SEATTLE – Somewhere in Western Washington resides a former Blackwater contractor who might under normal circumstances be on trial for the high-profile killing of an Iraqi in Baghdad’s Green Zone.

But federal officials say he’s not in custody. They barely acknowledge his existence, let alone release his name or discuss the status of the investigation.

The shadowy case highlights the murky legal issues surrounding the controversial security firm’s Iraq-based employees, who may be exempt from both U.S. and Iraqi law.

“What normally would be a major option would be to have him prosecuted in Iraq,” said Ron Slye, director of the international comparative law program at Seattle University Law School. “The problem is of course, under Iraqi law as put into place by the U.S., there’s no jurisdiction over these people.”
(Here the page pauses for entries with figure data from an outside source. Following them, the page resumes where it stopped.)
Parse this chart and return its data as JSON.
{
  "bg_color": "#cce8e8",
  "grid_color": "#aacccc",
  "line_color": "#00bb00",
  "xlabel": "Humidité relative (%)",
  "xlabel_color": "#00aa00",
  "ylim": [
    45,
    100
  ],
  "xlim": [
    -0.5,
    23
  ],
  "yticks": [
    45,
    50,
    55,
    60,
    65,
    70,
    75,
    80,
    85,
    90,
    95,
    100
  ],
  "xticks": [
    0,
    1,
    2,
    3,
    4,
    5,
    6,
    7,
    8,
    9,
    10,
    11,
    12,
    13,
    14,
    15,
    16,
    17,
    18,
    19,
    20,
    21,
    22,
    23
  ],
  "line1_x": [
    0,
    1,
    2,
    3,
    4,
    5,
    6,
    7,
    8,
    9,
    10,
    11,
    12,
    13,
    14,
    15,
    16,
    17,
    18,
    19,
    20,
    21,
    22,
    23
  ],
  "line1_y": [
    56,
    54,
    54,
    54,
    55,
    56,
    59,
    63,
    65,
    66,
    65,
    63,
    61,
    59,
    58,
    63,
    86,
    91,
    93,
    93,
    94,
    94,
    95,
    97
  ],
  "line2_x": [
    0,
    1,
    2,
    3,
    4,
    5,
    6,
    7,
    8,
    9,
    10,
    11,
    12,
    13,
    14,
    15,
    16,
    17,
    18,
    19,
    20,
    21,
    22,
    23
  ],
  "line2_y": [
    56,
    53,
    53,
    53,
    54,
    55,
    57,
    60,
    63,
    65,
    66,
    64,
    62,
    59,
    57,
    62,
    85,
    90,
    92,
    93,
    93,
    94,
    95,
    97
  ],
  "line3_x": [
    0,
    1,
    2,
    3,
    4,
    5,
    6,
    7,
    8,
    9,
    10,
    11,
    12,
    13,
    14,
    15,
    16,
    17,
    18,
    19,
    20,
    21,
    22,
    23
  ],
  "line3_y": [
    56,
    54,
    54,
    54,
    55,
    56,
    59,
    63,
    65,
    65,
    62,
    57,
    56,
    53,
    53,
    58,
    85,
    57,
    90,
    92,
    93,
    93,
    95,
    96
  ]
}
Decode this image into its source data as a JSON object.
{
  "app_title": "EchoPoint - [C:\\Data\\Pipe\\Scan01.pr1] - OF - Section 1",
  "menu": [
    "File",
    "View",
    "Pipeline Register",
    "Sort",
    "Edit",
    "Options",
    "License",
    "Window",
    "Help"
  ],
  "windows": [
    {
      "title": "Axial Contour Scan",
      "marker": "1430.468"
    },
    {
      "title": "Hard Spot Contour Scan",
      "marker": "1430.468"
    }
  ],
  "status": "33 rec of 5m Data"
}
The Blackwater worker, 26, was wandering drunk around the Green Zone after a party last Christmas Eve when he encountered – and fatally shot – a 32-year-old guard to Iraqi Vice President Adel Abdul Mehdi, according to a congressional report released this week. Blackwater immediately arranged to have the State Department fly him back to the United States, fired him and fined him, and paid the slain guard’s family $15,000.

Amid an outcry from Iraqis who questioned how an American could kill someone in those circumstances and return to the U.S. a free man, the Justice Department announced it would investigate.

The case has been turned over to the U.S. attorney’s office for Western Washington, where the man lives, Bush administration officials told the Associated Press, speaking on the condition of anonymity.

Mark Bartlett, the first assistant U.S. attorney in Seattle, said Tuesday he had no comment.